The life experiences of legislators shape our priorities. I believe we need strong representation of mothers and women in lawmaking roles so that we have elected officials who understand firsthand the challenges that mothers and women face.

The State Department recently invited me to speak at the United Nations about why it matters to have women in lawmaking roles and how we can increase their representation. In the 1995 Beijing Platform for Action and the 1979 Convention on the Elimination of All Forms of Discrimination Against Women, United Nations members embraced the value of gender balance in lawmaking bodies as a way to improve women’s lives. Now U.N. members are working to achieve that balance.

I expressed my view that Oregon’s relatively strong representation of women in lawmaking roles has helped us pass bills that make a real difference for women and families. Women in Oregon hold 31 percent of seats in the state Legislature compared to 24 percent nationally. Among Democrats, 41 percent of state legislators are women. Women also hold key leadership positions.

That makes a difference. Over the last two years, Oregon legislators have passed bills to prevent domestic abusers from possessing guns, improve government’s response to sexual assault crimes, expand access to affordable childcare, enable workers to earn paid sick leave, raise the minimum wage (which disproportionately affects women), make it easier for women to obtain birth control and help women who work part-time or intermittently due to caregiving needs save for retirement. We passed these bills with strong support from male colleagues, but women lawmakers played a key role in prioritizing this work.

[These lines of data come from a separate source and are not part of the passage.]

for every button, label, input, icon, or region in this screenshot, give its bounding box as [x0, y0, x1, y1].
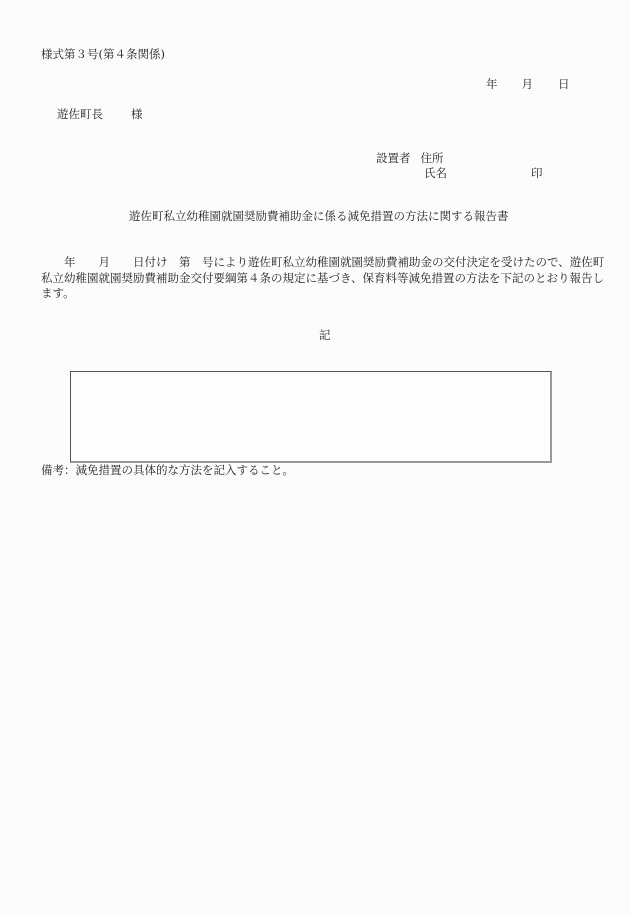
- method-entry-box[interactable]: [70, 371, 552, 463]
- applicant-name-line: 氏名印: [424, 168, 543, 180]
- applicant-role-label: 設置者: [376, 151, 411, 165]
- applicant-address-label: 住所: [421, 151, 444, 165]
- body-paragraph: 年 月 日付け 第 号により遊佐町私立幼稚園就園奨励費補助金の交付決定を受けたの…: [41, 255, 606, 302]
- document-title: 遊佐町私立幼稚園就園奨励費補助金に係る減免措置の方法に関する報告書: [129, 211, 509, 223]
- date-day-label: 日: [558, 79, 570, 91]
- addressee-honorific: 様: [131, 107, 143, 121]
- applicant-name-label: 氏名: [424, 166, 447, 180]
- date-line: 年月日: [486, 79, 570, 91]
- date-year-label: 年: [486, 79, 498, 91]
- ki-heading: 記: [319, 330, 331, 342]
- date-month-label: 月: [522, 79, 534, 91]
- remark-note: 備考：減免措置の具体的な方法を記入すること。: [41, 465, 294, 477]
- addressee-name: 遊佐町長: [57, 107, 103, 121]
- seal-label: 印: [531, 166, 543, 180]
- addressee: 遊佐町長様: [57, 109, 143, 121]
- applicant-address-line: 設置者住所: [376, 153, 444, 165]
- form-number: 様式第３号(第４条関係): [41, 49, 165, 61]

We have made progress in achieving gender balance, and we need to make more because of the significant policy changes that can come about from more balanced elected bodies. Although women comprise over half the population, we hold disproportionately few seats in the Oregon Legislature — and a mere 20 percent of seats in Congress. That kind of lopsidedness gives rise to situations like the infamous all-male congressional hearings on women’s reproductive health care.

We need to expand use of approaches that help women win elections. Emerge Oregon teaches Democratic women the basic choreography of a campaign and provides guidance on topics like public speaking, fundraising and campaign staffing. The Oregon Women’s Campaign School provides similar training for pro-choice Republican and Democratic candidates. WINPAC (Women’s Investment Network Political Action Committee), the Mother PAC, Family Forward Action and pro-choice groups educate candidates on key issues and introduce them to community influencers and potential donors. Members of Oregon’s Fair Shot Coalition support candidates who share their values, and they help shape legislation that benefits women and families. The strategies these groups use are effective, and they can be replicated elsewhere.

At the conclusion of my remarks at the U.N., diplomats and advocates from around the world expressed strong interest in approaches we have used in Oregon to elect and empower women. I want Oregonians to know that.

To the women who have run for elected office in our state — regardless of whether you won — and to the advocates who supported them and helped craft legislation to benefit women and families: You have accomplished a great deal. Not only is your work helping people in Oregon — it is providing a model to improve the lives of people around the world.

Democrat Ann Lininger is a state representative, mother and attorney. She lives with her family in Lake Oswego and represents House District 38 in the Oregon Legislature. She is a graduate of the 2009 class of Emerge Oregon.